Bone Growth Regeneration Potential of Gingival Mesenchymal Stem Cells

Objectives: Ridge augmentation is an unpredictable and necessary surgical procedure for the successful placement of dental implants. This study proposes to augment a mandible ridge line via recruitment and differentiation of gingival mesenchymal stem cells (GMSCs). GMSCs provide an advantageous alternative because it has a low risk of rejection and disease transmission. Previous studies reported challenges in the delivery and the viability of transplanted GMSCs; therefore this study tested the osteogenic differentiation ability of the endogenous GMSCs in perforated membranes, which would allow GMSCs migration, as opposed to non-perforations membranes.

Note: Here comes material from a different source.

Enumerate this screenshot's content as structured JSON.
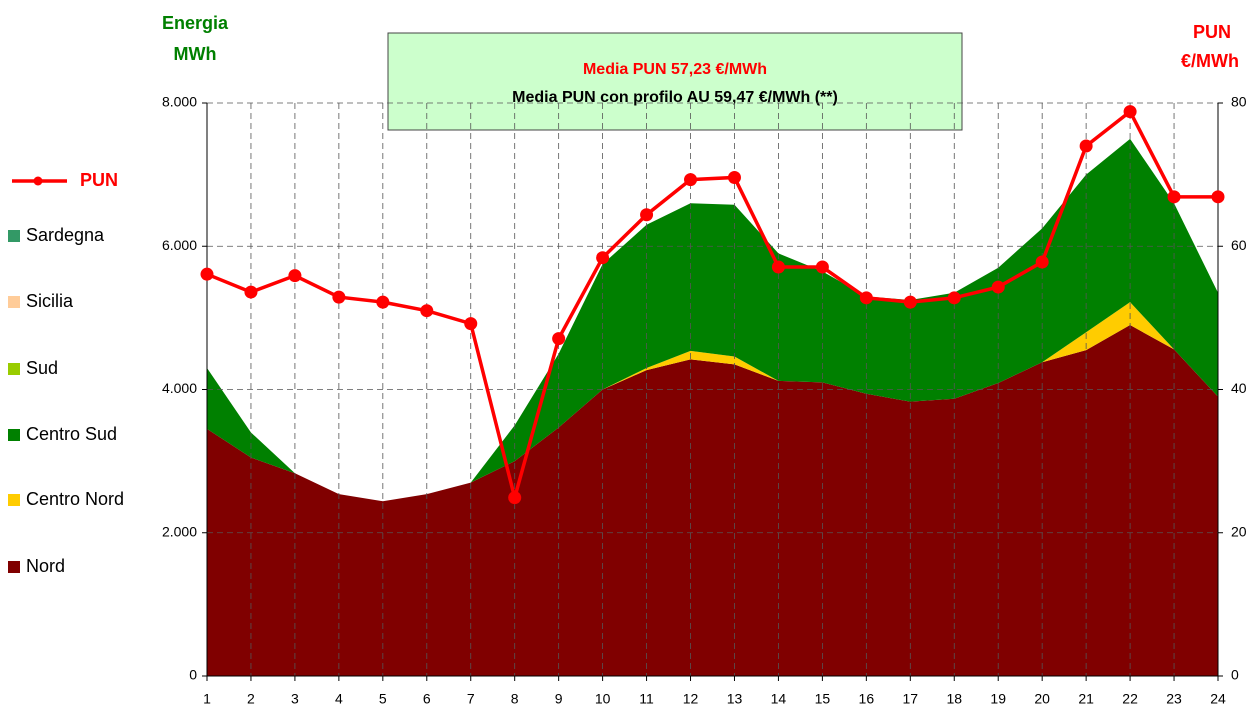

Methods: The premolars of five skeletally mature female dogs were removed and a large osteotomy of the ridge was performed. The surgical site was allowed to heal for 4 months prior to ridge augmentation surgical procedure. Surgical protocol used a lyophilized collagen sponges soaked in recombinant bone morphogenetic protein 2 (rh-BMP2). A titanium reinforced ePTFE membrane was then used and secured with stainless steel membrane tack in order to create adequate healing space and maintain ridge structure. New bone growth was assessed using microCT and the histological analysis.
Results: MicroCT results showed the ePTFE titanium reinforced membranes did not collapse, allowing for bone growth within the healing ridge site. MicroCT results also showed distinct difference in bone formation between the perforated and non-perforated membranes. The perforations allowed for migration and recruitment of bone remodeling cells throughout the healing site, above and below the membrane. The non-perforated membranes showed limited bone growth formation below the membrane with pockets of soft tissue. Histological analysis showed a significant amount of vasculature for the perforated membranes, while the non-perforated membranes showed granular tissue and minimal vasculature.
Conclusions: Results suggests the successful osteogenic differentiation of the GMSCs into osteoblasts throughout the healing site due to the perforation in the membrane. This allowed for the migration and recruitment of bone remodeling cells throughout the healing site versus the non-perforated membranes.